Fort Riley is near the Kansas River Valley. This is also the area that the Kanza have Blue Earth Village, one of the largest archeological sites in Kansas. The area is rich with prehistoric and historic remains. The fertile lands and location to a water source made this area an ideal place for the Kanza as well as Tribal Indians who were traveling through this land hunting the buffalo and the bison long before. The Kanza have taken pride in the establishment of a relationship between the Kaw Tribe and Fort Riley as caretakers to the history of this area.

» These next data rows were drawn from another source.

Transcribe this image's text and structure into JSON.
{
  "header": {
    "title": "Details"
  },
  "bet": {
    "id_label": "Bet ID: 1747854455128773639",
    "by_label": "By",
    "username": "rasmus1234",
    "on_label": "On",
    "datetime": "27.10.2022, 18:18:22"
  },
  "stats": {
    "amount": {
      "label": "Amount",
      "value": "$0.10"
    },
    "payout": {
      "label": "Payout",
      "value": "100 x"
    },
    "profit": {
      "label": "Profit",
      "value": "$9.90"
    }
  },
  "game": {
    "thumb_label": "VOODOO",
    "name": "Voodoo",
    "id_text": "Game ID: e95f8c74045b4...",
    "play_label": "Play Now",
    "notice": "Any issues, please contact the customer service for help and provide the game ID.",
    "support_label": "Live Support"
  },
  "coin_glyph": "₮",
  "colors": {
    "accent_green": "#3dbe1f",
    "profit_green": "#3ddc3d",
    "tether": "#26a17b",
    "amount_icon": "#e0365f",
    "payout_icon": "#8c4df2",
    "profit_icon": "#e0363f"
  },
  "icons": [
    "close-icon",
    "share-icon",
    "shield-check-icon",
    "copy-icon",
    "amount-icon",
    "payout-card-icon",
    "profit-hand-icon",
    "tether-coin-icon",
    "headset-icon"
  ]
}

The Kaw Nation has had an excellent relationship with the U.S. Army at Fort Riley, Kan. This relationship began with the signing of the Comprehensive Agreement on July 24, 1998. This agreement sets out procedures regarding inadvertent discoveries and intentional excavation of the Native American human remains and cultural items over which the Kaw Nation may have priority of custody within lands owned or controlled by the U.S. Army at Fort Riley, Kan.
The Kaw People, the indigenous occupants of the land which are now included in the State of Kansas and within the boundaries of the Fort Riley Military Reservation, have claimed and asserted their rights of possession and control of human remains and associated funerary objects on lands now owned or controlled by Fort Riley within the pages a Comprehensive Agreement. What makes this Comprehensive Agreement significant is the large village “Blue Earth Village,” which is located near Manhattan, Kan., and includes the hunting grounds and possibly burial sites of the Kaw People.
Your Environmental Department within Fort Riley has been advantageous in assisting the Kaw Nation with reburial and repatriated remains from the Peabody Museum at Cambridge, Mass., and St. Louis, Mo. We are very satisfied with the support we receive from Fort Riley and hope to have a long and lasting relationship.